“Gracias a Dios existen los franceses”, decía Woody Allen en la última línea de “Hollywood Ending” (2002). En la cinta, encarna a un cineasta en desgracia cuyo último filme, caótico e ilegible, resultó imposible de estrenar en Hollywood, pero que en tierras galas se consideró la cúspide de la originalidad creativa. Si bien puede parecer extraño usar un chiste al escribir sobre Jean-Luc Godard, cuyo suicidio asistido nos conmovió la mañana de ayer, no resulta forzado: pocos como el eterno ‘enfant terrible’ de la Nueva Ola francesa supieron aprovechar el humor negro como arma para la provocación.
Allen bromeaba a propósito de la sobrevaloración del cine de autor en Europa, encarnando un personaje que, bien mirado, podría ser el mismo Godard, alabado y criticado por las mismas razones: su hermetismo, su narración nebulosa y fragmentaria, su complejidad conceptual. Por eso era muy común que, en sus conferencias de prensa en festivales, los periodistas incidieran en el tópico de preguntarle “qué había querido decir” con cada uno de sus filmes. Y sus respuestas solían sorprender a quien creía que hay solo una forma de narrar el cine: Godard hablaba de democracia, de solidaridad, de religión, de luz, de música, de incomunicación, de amor o de sueños. En efecto, sus películas eran reflexiones sobre todo eso y, al mismo tiempo, una personal búsqueda de nuevas e ignoradas formas.
Habiendo despedido en poco más de diez años a creadores como Claude Chabrol, Alain Resnais, Jacques Rivette, Agnès Varda o Éric Rohmer, podríamos decir que con la partida de Godard se cierra el cine de vanguardia del siglo XX. La Nouvelle Vague tuvo al cineasta franco-suizo como centro de una rebelión contra el cine clásico, detonada en los años sesenta con filmes como “Sin aliento”, “Vivir su vida” y “Pierrot, el loco”, que desafiaban la narrativa convencional con su provocador realismo de raíz brechtiana, rompiendo la llamada “cuarta pared” y revelando con ello lo artificioso de su arte. Sobre él, su colega Martin Scorsese diría a propósito de su confesa influencia: “Solía pensar en Godard y Antonioni como los grandes artistas visuales modernos del cine, grandes coloristas que componían fotogramas de la misma manera que los pintores componían sus lienzos. Sigo pensando que es verdad, pero también me conecto con ellos en lo emocional”.

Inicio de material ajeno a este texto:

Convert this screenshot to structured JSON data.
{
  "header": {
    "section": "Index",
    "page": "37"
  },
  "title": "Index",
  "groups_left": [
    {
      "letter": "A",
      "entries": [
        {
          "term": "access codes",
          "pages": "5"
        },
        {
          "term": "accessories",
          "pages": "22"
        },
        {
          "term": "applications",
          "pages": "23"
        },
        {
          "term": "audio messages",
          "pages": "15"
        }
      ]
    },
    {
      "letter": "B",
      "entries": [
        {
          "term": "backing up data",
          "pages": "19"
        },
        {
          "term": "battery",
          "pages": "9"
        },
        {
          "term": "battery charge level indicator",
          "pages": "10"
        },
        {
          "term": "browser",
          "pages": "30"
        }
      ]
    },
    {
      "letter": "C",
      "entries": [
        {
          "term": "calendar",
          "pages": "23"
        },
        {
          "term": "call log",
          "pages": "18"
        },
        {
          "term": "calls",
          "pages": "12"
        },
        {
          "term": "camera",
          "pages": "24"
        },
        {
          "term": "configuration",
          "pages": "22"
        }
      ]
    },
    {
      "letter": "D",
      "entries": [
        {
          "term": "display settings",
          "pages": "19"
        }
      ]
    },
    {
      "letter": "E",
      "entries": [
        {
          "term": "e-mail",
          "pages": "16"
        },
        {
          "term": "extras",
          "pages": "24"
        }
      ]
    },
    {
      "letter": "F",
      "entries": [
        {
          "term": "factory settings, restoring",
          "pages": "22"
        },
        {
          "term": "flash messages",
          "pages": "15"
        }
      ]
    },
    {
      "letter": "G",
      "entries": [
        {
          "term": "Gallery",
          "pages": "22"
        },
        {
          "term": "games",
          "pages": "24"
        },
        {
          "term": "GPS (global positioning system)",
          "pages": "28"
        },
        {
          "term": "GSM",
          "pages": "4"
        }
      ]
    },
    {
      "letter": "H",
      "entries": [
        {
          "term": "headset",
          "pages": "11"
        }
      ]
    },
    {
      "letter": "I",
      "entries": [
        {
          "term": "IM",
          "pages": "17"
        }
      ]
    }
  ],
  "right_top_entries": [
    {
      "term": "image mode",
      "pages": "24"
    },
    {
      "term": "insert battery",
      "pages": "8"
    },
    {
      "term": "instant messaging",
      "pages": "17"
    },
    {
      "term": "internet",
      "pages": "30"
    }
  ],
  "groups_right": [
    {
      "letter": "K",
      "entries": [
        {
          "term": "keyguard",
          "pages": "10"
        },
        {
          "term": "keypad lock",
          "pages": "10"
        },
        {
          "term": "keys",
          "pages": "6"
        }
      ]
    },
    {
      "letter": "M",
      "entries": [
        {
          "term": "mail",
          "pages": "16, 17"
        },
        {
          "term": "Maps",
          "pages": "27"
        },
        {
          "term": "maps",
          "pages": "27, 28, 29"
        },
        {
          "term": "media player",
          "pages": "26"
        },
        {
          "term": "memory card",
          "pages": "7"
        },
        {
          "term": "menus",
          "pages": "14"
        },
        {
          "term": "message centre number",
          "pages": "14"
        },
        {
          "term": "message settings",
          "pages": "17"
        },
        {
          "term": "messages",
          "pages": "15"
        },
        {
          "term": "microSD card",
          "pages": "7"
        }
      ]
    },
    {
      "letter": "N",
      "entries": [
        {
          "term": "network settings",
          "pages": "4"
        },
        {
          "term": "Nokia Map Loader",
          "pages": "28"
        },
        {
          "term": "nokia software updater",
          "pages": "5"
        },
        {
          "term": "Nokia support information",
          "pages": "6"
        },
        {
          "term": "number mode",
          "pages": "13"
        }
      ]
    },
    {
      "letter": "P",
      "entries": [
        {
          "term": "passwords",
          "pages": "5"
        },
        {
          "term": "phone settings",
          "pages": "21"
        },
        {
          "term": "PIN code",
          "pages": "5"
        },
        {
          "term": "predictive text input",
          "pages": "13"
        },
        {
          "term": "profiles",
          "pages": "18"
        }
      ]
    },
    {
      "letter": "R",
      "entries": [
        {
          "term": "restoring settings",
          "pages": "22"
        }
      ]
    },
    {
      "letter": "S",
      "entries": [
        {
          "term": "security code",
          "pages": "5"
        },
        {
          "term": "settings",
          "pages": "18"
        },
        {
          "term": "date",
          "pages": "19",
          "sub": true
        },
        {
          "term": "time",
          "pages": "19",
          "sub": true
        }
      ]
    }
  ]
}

Con “La Chinoise” (1967), el cine de Godard se impregna de retórica revolucionaria, aunque con lúcidos matices que lo alejan del panfleto. Imposible olvidar a la joven revolucionaria encarnada por Anne Wiazemsky, de chaleco estilizado y cuello de tortuga, quien debate en un tren con un joven filósofo interpretado por Jean-Pierre Léaud. Godard acuna la belleza de la joven de 20 años con la música de Vivaldi, mientras ella habla de destruir las universidades, leer a Mao y detonar bombas mientras el filósofo va desarmando su lógica subversiva con sencillas y lacónicas preguntas que fragmentan su verborrea revolucionaria. En aquella escena confluye el ideal revolucionario con la ingenuidad, narcisismo y superficialidad de una generación, un año antes del estallido del Mayo francés.
Pensábamos que Godard era eterno. Con una producción de más de un centenar de obras, entre documentales, largometrajes y cortos, el cineasta continuó activo hasta sus últimos años, mostrando experimentos aún más radicales que sus inicios, como son “Un filme socialista” (2010), “Adiós al lenguaje” (2014) y “El libro de imágenes” (2018), donde se permitió fragmentar la imagen y el sonido utilizando la tecnología del 3D, herramienta propia del cine de entretenimiento, para enfocarse en nuevas dimensiones de lo cotidiano.
Woody Allen da en el clavo: gracias a Dios existen los franceses.